In the warm valleys of San Mateo County, sheltered from the ocean wind, are the market gardens for supplying San Francisco with vegetables, and flower gardens for providing the wealth of bloom and francrance which makes the city florist shops the delight of all who enter or even pass their doors. The Crystal Springs Lakes and San Andreas reservoir in the mountains of this district are the sources of San Francisco's water supply, enough, with other available springs, to furnish water to a million people.
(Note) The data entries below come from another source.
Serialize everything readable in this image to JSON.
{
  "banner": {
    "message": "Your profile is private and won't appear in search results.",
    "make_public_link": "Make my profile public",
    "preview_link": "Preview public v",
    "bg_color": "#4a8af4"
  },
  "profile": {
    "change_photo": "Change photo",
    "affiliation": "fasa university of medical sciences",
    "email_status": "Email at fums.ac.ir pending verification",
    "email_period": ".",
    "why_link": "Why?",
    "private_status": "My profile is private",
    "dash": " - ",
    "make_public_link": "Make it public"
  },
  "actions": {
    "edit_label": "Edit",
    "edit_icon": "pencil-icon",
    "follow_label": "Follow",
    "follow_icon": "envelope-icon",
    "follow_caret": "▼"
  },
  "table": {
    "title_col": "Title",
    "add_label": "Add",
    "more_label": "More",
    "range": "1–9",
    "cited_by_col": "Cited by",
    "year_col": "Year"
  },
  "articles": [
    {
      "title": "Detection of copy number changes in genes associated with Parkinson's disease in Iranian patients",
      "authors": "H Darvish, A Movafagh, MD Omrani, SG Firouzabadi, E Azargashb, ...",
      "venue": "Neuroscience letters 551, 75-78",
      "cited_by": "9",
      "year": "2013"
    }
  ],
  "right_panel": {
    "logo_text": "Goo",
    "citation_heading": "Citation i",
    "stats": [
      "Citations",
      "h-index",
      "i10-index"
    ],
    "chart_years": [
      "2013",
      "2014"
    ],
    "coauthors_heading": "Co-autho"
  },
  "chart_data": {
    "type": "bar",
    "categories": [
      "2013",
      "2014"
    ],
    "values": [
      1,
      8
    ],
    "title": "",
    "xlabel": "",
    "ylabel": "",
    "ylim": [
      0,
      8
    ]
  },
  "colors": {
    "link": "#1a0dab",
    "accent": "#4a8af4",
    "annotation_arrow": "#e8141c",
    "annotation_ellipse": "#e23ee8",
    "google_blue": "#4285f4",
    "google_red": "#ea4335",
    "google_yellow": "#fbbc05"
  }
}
In one of the broad sheltered valleys of this beautiful country of oaks and vineyards lies the Stanford University. The inspiring example of a multi-millionaire devoting his entire fortune to founding a univeristy in memory of his only son, and the subsequent devotion of his widow in carrying out in every detail the wishes of its founder, has made the University world famous. Its beautiful Spanish architecture, fitting so well the site, with groups of low, tile-roofed buildings around an inner and outer quadrangle, has done much to create an atmosphere for the University, and its president, David Starr Jordan, has shaped its work on broad and noble lines. From an initial class of four hundred and sixty-five students, the attendance has grown in ten years to thirteen hundred. The presence of two great Universities within a radius of thirty miles of San Francisco, with distinctive ideals, with strong individual presidents, the one emphasizing the scientific spirit of investigation, the other the Greek spriti of culture, but both broad and liberal in their views, is one of the great influences, nay rather the great influence in shaping the future of San Francisco. The rivalry in football and athletics, in oratory and scholarship, between the two universities, keeps both on their mettle. Each helps the other, and both work for what is highest and best in the life of the State.
From Stanford University and the academic town of Palo Alto close to it, a ride of a few miles on the train takes the traveler to San Jose at the head of San Francisco Bay. This city is fifth in population in California, and is noted for its park-like streets shaded by spreading foliage trees or ornamented with rows of palms, its many substantial buildings and general air of prosperity and thrift. It may well appear so with the great fruit country that surrounds it, where some of the finest prune orchards of the State are to be found, as well as acres and miles of other varied deciduous fruits, all cultivated to the last degree of perfection.
A daily stage connects San Jose with the Lick Observatory on Mount Hamilton, where, with the aid of the most powerful telescope in the world, a small band of devoted astronomers have made some of the most important discoveries of modern times in the investigation of the heavens. Work of far-reaching importance has been done here on the finding and observing of double stars, on photographing nebulae, in spectroscopic astronomy, the detection of comets, and in many other fields of research. The stage ride of twenty-seven miles to the observatory is over a typical section of the Coast Mountains, the view ever enlarging until the topmost point is reached with its almost unparalleled expansiveness of outlook. The whole snowy range of the Sierras extends far off across the broad plains of the Sacramento and San Joaquin. Mount Diablo, and Mount Tamalpais lie to the north, and past Loma Prieta to the southward the ranges of southern Monterey County are visible. San Francisco Bay, the fertile Santa Clara Valley with its settlements, its orchards and cultivated fields, and many near cañons and wrinkled hills are below us. What sunsets one may view from this vantage point, followed by a peep at some planet through the great glass, and glimpses of that illimitable star world so wonderfully revealed! Then there is the night stage ride down the mountain, bowling around curves at a lively trot, and descending into the darkness and solitude of the cañons!
I think of Mount Hamilton during the lovely weeks of spring-time when baby-blue-eyes gladdened the slopes, when shooting stars and scarlet larkspurs and lupines were waving in great masses of radiant bloom, when the birds were singing and courting, and the lonely mountain where man holds communion with the stars, thrilled with that loving touch of nature which makes all the world akin.